This week, the World Health Organization (WHO), released its 2017 tuberculosis (TB) surveillance report. This important report detailing the global morbidity and mortality burden of TB was released one week before the first-ever United Nations High Level Meeting on Tuberculosis on Sept. 26, 2018 in New York.
The WHO report finds that although TB deaths declined from 1.7 million in 2016 to 1.6 million in 2017, for the fourth year in a row TB remains the leading global infectious killer and the world is not on track to meet global targets for ending TB by 2030. Key findings are:
- The number of new TB cases is falling by 2 percent per year, although faster reductions have occurred in Europe (5 percent per year) and Africa (4 percent per year) between 2013 and 2017.
- Globally, 3.6 million people with the disease are still being “missed,” and do not receive treatment for the disease.

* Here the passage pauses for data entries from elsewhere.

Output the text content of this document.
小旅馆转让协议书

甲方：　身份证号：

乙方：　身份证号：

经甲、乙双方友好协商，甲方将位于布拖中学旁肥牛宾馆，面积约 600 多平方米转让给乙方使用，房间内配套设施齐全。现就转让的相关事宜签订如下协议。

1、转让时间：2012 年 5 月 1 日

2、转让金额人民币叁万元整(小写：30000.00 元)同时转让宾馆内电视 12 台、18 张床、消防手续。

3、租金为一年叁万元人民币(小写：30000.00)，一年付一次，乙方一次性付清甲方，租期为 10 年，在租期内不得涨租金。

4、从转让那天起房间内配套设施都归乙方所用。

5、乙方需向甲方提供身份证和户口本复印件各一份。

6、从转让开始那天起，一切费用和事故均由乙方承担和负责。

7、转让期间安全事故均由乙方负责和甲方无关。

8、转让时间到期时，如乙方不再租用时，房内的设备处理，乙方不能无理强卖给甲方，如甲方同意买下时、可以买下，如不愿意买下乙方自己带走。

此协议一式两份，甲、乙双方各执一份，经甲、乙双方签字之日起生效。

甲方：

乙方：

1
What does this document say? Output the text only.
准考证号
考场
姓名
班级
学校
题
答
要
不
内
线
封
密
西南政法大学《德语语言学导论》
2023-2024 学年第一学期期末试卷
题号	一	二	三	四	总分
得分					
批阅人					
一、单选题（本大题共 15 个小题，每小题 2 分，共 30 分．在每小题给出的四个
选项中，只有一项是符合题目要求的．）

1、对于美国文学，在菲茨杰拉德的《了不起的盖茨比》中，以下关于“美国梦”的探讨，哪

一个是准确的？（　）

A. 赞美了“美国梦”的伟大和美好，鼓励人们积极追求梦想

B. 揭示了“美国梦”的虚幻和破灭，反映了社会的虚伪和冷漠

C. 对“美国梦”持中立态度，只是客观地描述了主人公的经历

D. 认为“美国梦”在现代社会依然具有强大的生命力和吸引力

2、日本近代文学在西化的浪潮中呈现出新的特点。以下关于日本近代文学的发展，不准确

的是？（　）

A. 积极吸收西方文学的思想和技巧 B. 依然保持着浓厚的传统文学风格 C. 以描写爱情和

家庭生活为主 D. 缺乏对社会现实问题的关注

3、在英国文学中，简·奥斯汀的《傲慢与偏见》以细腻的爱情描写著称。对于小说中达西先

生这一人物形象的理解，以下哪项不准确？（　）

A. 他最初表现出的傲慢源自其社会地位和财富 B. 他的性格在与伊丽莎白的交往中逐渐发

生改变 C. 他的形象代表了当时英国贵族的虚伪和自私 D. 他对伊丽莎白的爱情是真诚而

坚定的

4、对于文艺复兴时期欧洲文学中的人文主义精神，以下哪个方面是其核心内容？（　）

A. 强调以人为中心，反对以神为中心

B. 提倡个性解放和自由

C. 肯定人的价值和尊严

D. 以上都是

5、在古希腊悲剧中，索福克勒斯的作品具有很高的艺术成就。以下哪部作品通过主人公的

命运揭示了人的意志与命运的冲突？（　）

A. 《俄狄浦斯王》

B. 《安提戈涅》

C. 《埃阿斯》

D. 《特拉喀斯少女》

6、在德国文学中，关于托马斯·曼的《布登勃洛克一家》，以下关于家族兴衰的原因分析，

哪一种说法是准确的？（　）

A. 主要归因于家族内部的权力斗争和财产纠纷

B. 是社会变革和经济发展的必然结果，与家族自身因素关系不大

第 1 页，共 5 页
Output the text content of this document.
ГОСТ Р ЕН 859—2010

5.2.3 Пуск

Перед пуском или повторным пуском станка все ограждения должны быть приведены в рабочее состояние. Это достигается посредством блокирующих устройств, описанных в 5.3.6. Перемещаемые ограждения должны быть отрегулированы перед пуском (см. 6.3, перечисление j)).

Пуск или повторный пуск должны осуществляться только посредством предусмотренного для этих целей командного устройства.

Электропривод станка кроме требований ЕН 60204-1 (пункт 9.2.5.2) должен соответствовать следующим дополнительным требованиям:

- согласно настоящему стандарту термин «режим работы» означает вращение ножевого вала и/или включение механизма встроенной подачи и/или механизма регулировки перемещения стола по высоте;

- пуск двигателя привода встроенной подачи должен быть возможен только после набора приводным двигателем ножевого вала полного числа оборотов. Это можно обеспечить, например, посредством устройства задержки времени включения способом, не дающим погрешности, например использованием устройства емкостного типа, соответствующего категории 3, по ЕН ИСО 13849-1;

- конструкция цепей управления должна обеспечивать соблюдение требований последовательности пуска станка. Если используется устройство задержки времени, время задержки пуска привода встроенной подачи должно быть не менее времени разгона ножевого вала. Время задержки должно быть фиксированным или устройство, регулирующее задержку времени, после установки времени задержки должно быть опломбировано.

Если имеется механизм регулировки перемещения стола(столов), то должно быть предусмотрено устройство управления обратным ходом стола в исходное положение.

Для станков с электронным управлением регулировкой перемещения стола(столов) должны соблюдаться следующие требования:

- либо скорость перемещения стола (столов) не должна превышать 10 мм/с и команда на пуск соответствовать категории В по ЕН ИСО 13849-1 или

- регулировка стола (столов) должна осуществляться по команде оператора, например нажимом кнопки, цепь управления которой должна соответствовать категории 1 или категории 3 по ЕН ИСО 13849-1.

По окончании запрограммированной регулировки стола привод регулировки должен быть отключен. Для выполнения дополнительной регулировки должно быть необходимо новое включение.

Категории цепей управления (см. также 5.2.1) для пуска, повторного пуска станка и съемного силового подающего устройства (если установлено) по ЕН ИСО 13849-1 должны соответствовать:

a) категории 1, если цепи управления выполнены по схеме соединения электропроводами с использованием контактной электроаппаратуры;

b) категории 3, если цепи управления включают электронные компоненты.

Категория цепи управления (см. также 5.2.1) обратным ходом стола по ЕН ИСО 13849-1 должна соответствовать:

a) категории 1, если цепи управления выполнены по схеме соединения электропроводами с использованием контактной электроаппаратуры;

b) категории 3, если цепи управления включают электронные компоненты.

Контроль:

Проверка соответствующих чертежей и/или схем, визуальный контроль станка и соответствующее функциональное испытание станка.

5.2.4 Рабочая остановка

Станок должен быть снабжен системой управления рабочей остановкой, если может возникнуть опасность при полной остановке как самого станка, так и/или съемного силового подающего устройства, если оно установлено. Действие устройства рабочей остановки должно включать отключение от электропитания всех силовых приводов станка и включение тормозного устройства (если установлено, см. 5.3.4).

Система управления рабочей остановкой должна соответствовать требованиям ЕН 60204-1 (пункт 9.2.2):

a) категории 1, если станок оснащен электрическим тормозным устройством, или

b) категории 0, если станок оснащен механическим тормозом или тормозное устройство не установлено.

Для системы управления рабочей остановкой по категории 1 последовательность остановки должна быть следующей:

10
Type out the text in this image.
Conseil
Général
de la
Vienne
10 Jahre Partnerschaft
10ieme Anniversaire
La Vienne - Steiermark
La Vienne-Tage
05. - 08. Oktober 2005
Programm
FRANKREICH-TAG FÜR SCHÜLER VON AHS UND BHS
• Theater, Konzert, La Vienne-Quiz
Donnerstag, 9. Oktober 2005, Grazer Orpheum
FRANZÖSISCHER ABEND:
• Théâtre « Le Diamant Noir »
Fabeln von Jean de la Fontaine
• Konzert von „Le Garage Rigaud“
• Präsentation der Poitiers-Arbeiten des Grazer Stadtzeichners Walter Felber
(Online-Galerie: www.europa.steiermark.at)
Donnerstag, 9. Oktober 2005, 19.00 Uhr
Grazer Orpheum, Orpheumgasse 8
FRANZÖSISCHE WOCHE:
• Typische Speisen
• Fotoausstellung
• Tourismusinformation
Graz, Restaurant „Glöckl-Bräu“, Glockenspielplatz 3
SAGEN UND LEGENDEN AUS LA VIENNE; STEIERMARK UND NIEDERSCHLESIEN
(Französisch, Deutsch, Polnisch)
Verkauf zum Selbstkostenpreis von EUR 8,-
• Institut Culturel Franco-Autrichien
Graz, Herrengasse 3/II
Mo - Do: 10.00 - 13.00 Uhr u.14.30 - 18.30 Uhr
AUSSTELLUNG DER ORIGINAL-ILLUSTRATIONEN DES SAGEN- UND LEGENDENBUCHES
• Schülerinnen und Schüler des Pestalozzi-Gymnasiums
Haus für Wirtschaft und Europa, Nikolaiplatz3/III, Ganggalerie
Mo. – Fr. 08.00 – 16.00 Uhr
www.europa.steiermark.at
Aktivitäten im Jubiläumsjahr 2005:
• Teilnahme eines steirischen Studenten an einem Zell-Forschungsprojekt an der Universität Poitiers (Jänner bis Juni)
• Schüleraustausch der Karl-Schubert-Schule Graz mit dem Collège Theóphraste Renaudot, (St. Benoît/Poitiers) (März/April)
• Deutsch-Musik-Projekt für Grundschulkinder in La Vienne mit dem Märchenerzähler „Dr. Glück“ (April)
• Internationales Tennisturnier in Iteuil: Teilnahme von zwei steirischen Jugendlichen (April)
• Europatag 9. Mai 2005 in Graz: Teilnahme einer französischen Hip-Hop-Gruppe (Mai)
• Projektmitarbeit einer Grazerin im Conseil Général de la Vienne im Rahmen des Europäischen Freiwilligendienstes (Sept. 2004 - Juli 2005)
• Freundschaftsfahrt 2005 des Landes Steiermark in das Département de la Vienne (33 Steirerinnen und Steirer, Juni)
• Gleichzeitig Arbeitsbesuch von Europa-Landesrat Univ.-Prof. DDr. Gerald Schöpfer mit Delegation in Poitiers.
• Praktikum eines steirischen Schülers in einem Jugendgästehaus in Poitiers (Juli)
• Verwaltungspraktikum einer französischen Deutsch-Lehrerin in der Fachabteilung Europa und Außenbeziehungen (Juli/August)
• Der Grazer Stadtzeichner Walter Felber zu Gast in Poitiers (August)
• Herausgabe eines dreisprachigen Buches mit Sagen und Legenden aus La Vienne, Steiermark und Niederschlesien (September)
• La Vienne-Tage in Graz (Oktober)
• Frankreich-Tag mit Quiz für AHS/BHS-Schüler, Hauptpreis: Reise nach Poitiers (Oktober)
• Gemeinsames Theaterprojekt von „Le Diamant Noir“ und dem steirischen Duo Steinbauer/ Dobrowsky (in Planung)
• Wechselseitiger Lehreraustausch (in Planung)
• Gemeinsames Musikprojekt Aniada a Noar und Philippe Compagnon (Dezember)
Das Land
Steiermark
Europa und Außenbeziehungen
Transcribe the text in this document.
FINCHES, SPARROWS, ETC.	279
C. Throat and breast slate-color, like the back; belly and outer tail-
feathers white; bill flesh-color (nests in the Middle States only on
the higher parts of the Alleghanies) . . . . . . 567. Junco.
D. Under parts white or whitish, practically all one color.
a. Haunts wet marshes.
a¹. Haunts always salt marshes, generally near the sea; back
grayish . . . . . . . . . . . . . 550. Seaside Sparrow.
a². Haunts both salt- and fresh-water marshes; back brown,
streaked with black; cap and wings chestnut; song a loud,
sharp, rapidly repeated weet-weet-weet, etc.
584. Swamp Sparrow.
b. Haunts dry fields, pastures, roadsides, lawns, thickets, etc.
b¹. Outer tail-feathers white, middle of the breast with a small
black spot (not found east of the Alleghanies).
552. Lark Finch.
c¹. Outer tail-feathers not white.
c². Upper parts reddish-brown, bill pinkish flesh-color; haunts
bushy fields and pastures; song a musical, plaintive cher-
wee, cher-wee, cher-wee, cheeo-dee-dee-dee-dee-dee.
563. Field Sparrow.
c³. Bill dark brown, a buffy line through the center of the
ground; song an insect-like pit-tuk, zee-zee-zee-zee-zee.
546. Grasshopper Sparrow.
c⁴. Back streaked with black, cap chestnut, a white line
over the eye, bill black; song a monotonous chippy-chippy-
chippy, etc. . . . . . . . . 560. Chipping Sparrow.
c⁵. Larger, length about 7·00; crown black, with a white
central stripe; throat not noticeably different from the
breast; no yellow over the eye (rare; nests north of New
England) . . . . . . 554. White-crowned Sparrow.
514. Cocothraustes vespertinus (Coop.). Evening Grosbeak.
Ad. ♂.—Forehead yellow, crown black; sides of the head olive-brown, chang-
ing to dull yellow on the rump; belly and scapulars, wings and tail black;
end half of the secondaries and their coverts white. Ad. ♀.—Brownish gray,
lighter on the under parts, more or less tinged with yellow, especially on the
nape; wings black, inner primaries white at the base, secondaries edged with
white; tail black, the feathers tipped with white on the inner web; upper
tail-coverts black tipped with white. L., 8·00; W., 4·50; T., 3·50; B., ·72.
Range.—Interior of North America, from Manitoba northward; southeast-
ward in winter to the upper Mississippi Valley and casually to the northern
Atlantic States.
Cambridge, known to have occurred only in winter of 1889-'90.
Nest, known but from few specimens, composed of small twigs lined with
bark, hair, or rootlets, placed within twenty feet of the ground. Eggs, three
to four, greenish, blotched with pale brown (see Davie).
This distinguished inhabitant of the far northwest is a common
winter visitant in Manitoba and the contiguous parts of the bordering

- Drug resistant TB is a public health crisis, with only about one in four cases of drug resistant TB being detected and treated.
- Less than half of children estimated to have TB were reported in 2017.
Progress against TB will not be achieved without a multi-pronged and sustained campaign involving both public and private health care sectors and program funding to improve TB detection, treatment and prevention efforts as well as for research focused on development and implementation of new tools. Next week’s U.N. High Level meeting on TB is expected to secure key country commitments for accelerating progress against TB. The U.S. delegation to the meeting will be led by Health and Human Services Secretary Alex Azar, U.S. Agency for International Development Director Mark Green and the President’s Emergency Plan for AIDS Relief (PEPFAR) Ambassador Deborah Birx.